The rap on the door came fairly late Monday evening, at least late by our standards. We don't just automatically answer the door at that hour. Because we're semi-rural, we really don't expect people stopping by.
I looked out the front window and could immediately see this was a Morris policeman. The calendar hadn't quite reached Halloween so this had to be a real policeman.
My goodness, was there danger out there that we needed to get a heads-up about? Or had I been spotted uptown not wearing my seat belt, and were they coming to get me?
I didn't know the cop's name because with the exception of Chief Beauregard, I don't know any of the policemen anymore. I once read that "you know you're getting old when you ask 'when did they start hiring kids to be policemen?' "
As a rule I don't think people know their local policemen like they used to. Just like they don't know their neighbors as well.
The fact I go to bed early and get up early means I'm not the type of person who crosses paths with law enforcement often. Something about being active at night seems to encourage this affinity.
Why was this policeman outside our door Monday night? Had I written something critical of Alaska Tea Party candidate Joe Miller and he called the police on me?
Maybe there were zombies headed in our direction. There could just as well have been, as we were told to evacuate. I had a baseball bat available to deal with the zombies. But the reality was that there was an ominous cloud heading our way. The courteous policeman told us there had been an anhydrous ammonia leak nearby.
Unfortunately this was one of those times with minimal wind out here on the blustery prairie. Wind would have dispersed the stuff. I guess that cloud was pretty menacing. Our family in its bedtime state, both in appearance and state of mind, got into our Town Car and headed downtown.
Our dog was obviously going to be part of this adventure. Sandy was going to meet some people, like Warrenn and Jeri Anderson, who he otherwise might never meet.
First we stopped at the police headquarters which is temporarily located at a main street office building. It's temporary because our county commissioners are building the Taj Mahal at the regular location.
Chief Beauregard was present and he was just in the process of deciding where the shelter for people (and animals) like us was going to be. He seemed calm and collected and he chose the UMM P.E. Center (with the RFC).

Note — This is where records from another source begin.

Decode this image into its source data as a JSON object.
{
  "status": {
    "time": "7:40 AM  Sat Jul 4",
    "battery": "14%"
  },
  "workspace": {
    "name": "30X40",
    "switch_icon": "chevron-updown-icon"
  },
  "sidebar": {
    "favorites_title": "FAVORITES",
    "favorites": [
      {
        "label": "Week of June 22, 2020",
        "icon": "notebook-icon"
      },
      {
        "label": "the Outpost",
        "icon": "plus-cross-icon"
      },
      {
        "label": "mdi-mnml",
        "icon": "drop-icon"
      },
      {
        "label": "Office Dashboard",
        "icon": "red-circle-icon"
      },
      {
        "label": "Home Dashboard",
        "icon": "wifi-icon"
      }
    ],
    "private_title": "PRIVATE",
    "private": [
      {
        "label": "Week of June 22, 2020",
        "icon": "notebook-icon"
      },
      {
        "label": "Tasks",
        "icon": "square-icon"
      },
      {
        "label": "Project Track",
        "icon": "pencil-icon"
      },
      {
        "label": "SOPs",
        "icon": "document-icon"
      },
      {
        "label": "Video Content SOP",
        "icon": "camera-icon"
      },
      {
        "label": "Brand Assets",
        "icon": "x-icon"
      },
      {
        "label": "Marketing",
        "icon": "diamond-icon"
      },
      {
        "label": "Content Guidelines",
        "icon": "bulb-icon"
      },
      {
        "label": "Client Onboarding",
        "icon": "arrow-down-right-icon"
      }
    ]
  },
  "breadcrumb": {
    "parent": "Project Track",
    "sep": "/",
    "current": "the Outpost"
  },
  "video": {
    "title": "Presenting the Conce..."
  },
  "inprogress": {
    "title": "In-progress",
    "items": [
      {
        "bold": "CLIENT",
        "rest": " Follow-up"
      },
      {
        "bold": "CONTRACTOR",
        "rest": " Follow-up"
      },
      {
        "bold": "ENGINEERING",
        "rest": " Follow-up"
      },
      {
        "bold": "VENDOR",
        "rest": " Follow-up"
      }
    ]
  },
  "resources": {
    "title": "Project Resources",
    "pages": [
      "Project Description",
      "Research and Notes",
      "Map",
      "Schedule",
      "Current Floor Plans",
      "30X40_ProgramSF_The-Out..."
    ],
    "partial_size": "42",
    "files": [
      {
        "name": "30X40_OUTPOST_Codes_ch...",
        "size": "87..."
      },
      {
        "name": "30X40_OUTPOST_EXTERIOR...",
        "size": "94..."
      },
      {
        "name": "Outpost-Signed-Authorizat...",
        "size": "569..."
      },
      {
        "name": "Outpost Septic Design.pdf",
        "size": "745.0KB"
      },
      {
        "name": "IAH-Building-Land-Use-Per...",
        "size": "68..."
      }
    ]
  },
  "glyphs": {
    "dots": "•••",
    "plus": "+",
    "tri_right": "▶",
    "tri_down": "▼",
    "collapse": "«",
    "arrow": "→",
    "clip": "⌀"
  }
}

We were the first of a flood of people that would spend part of this memorable night away from their homes. Media estimates had between 250 and 300 people being evacuated. This appeared to be a bigger emergency than when that black bear was loose in town.
I'm not sure what that cloud would do to people. Apparently it's pretty nasty stuff. I often see these anhydrous ammonia tanks being hauled here and there, and I'm embarrassed to say I don't really know what it is or what it does. But if this leak is as serious as what we were told, it's use must be supervised very carefully and there must be serious sanctions for lapses.
We heard a siren but at the time did not distinguish it from any other siren that might wail over town. Later we were told this was a specific "civil defense" siren - the type of thing we were told in the 1960s we'd hear if the Commies started launching missiles over here.
Actually our house was built during that narrow window when "fallout shelters" were recommended in new homes. So we have one, and we still have the manual for it - probably a collector's item. Society eventually realized that if atomic weapons were going to start getting detonated all over the place, life wouldn't be worth living anyway.
That miserable Cold War faded and we realized the Commies probably were never the threat we thought they were. We made a stand in Viet Nam and lost something like 60,000 of our young men in the process. We withdraw in disarray. But Communism unraveled anyway. The boomer generation will never be able to completely "move on" from all that.
It was heartening to see what happened at the P.E. Center/RFC during the emergency. People bonded and helped each other totally. Nobody cared about looking sleepy or disheveled. A member of my family was in his pajamas. Some of the luckier "refugees" had laptops to entertain themselves.
People came with their pets with no hesitation. After the stories we heard about the Hurricane Katrina evacuations, when pets (unbelievably) weren't allowed, I would not have assumed such an open door for our companion animals. I had told Chief Beauregard that I was prepared to stay out in the car with Sandy (half American Eskimo, half poodle).
I don't think anyone would have dared say "no pets." I think we probably would have just defied any such individual. I suppose there are liability concerns in connection with animals. Tough. Risk is a part of life. If you need to be evacuated, you need to accept the risk of being around other people's animals (but maybe not black bears).
The P.E. Center/RFC shelter was used for about three hours. Everyone could not have gotten along better. The emergency personnel who supervised all this get an 'A' grade.
But the local authorities should try to ensure this never happens again. The responsible party should wear a dunce's cap for a while. The police helped us out great, and in the wake of this can go back to their primary mission of issuing seat belt citations and raising revenue. (And once again I'll say no, I haven't received a citation of this type myself.)
The Monday night emergency pulled us away from our routines which can be a healthy thing sometimes.
It gives us perspective. It puts our trivial concerns in the background.
It makes us value what's really important - our lives and each other.